You know you were BU to throw the wipes.
But like a few posters have said, it sounds like there is more going on here.
It may be he has some unrecognised SN. But that's not the first thing that sprung to my mind. I thought 'passive aggressive'. He does something, it's just wrong (not as in, not quite up to standard, but just totally wrong/not what you agreed together), result 1) you have to do the job yourself, so get no respite; result 2), when you discuss it with him, he plays the injured party 'but I tried! but I was making an effort! whatever I do, it's never enough!'; result 3) you can never relax when he has responsibility for something; result 4) eventually you reach your limits and react more strongly than you yourself think is ok, e.g. throwing things; result 5) it messes with your head, you feel guilty for everything (from not appreciating his efforts, to blowing up).
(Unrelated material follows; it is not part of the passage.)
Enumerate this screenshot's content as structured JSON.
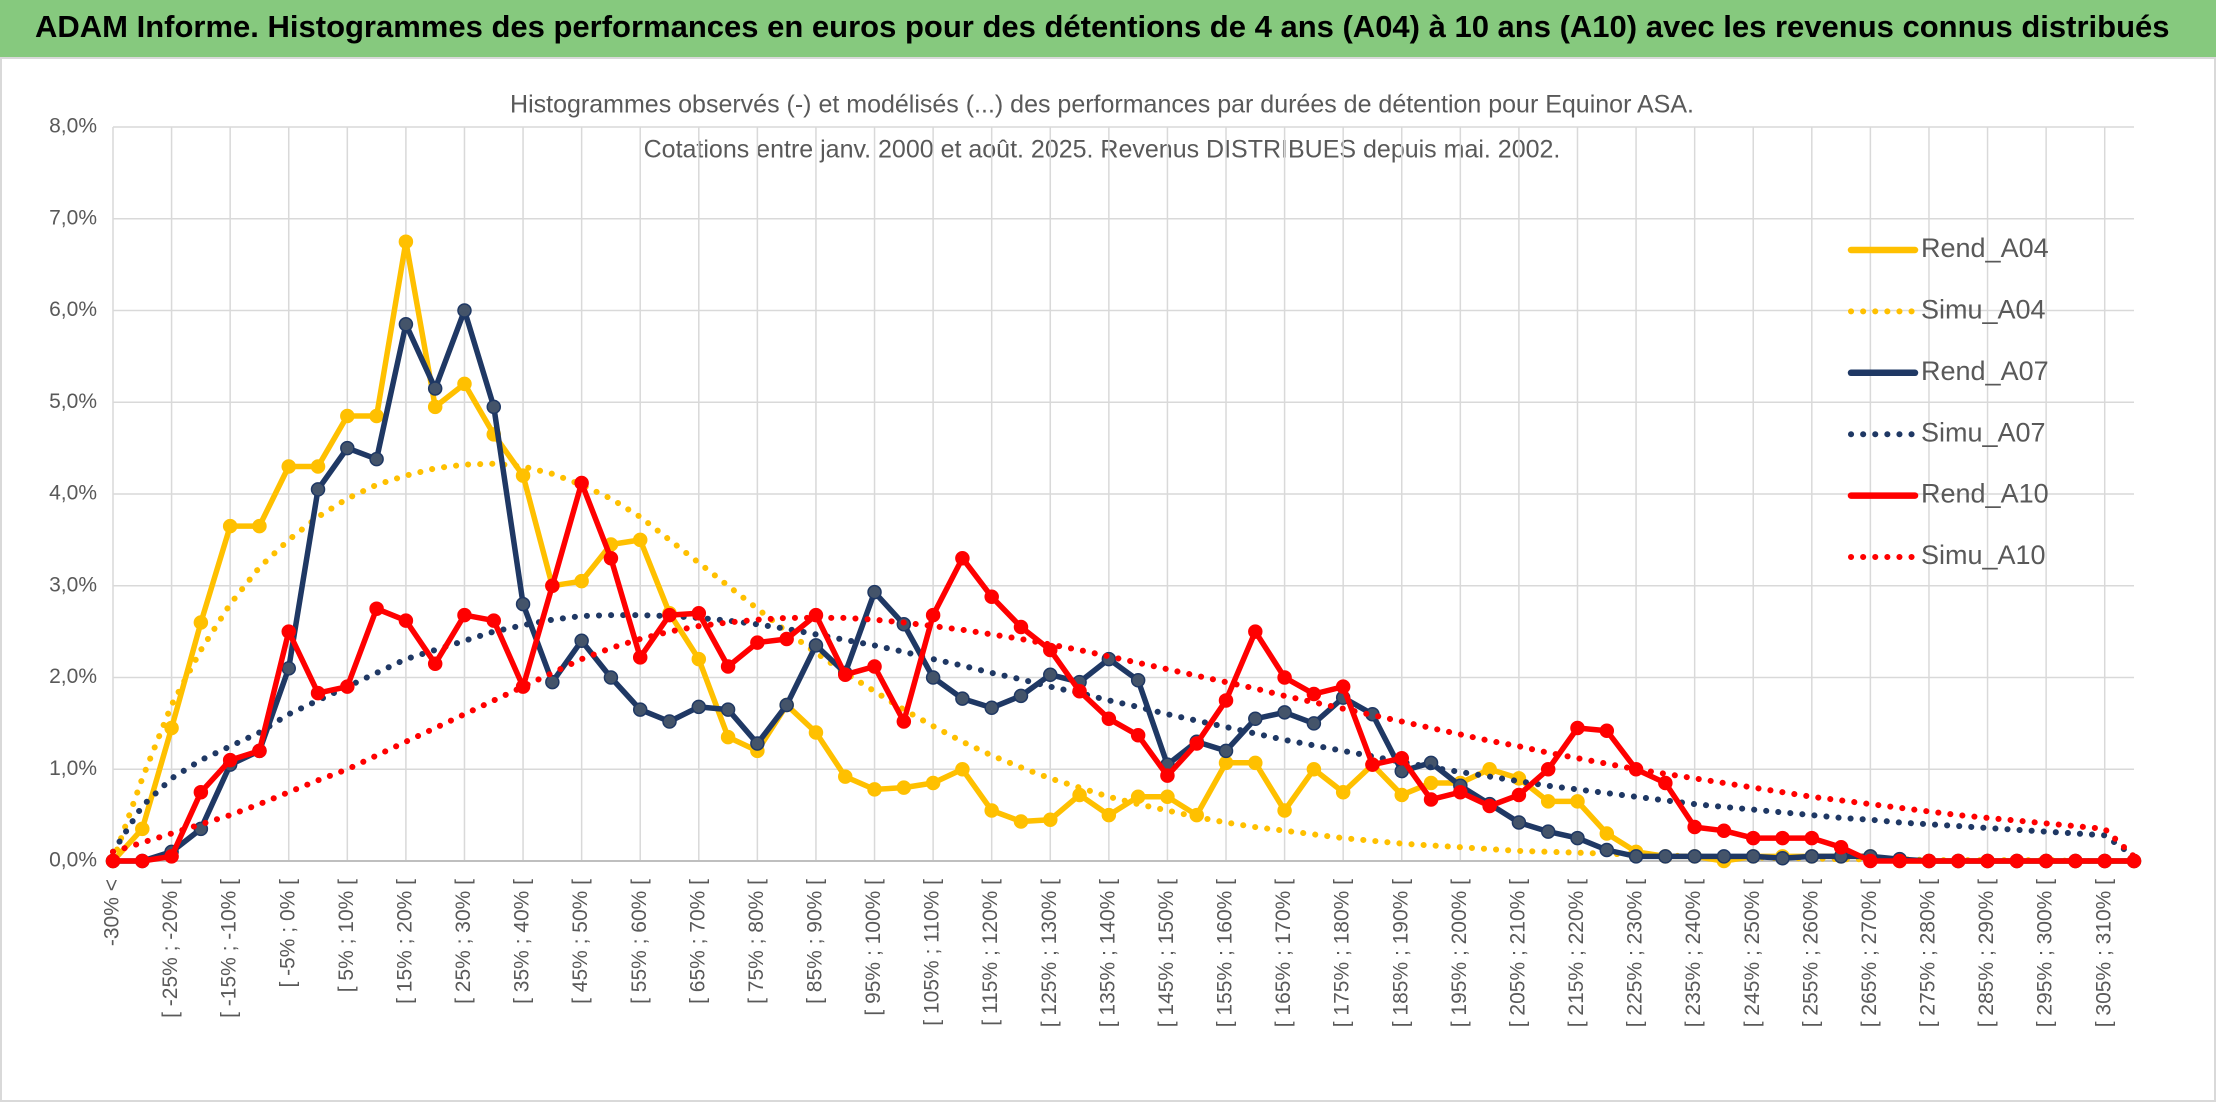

The other thing that sprung to mind is, this is just THE classical way of getting out of doing stuff. For some reason he thinks it is more ok for you to do these things, than for him to do them. And actually he's got you right there now, where you are considering doing them all yourself and letting him off the hook, as it is less trouble. Is he capable in things he cares about? Well then if he is incapable when it comes to household/childcare things, I suppose it means he doesn't care about these things. About you and the children. Perhaps tell him that this is the message you are receiving?
Has it occurred to you that he is actually actively sabotaging your work for your degree? Does your studying bother him?
All that said, I still agree with those who say that if you want him to take responsibility for certain things, you have to LET him have the responsibility. He needs to do it his way, and unless it puts anyone in danger, you need to accept his way as ok.
FWIW, every time it is DPs turn to pick DS up from nursery school, he asks me at what time he needs to be there. At one point I turned around and said, 'if I wasn't here to ask, nor at the end of a phone line, what would you do? Would you end up picking him up late?' He said he would check online. Yes, asking me if I'm in the same room, is easier and quicker, but if I wasn't there, he would very quickly learn to turn on his brain and would simply remember, rather than have to ask OR look it up!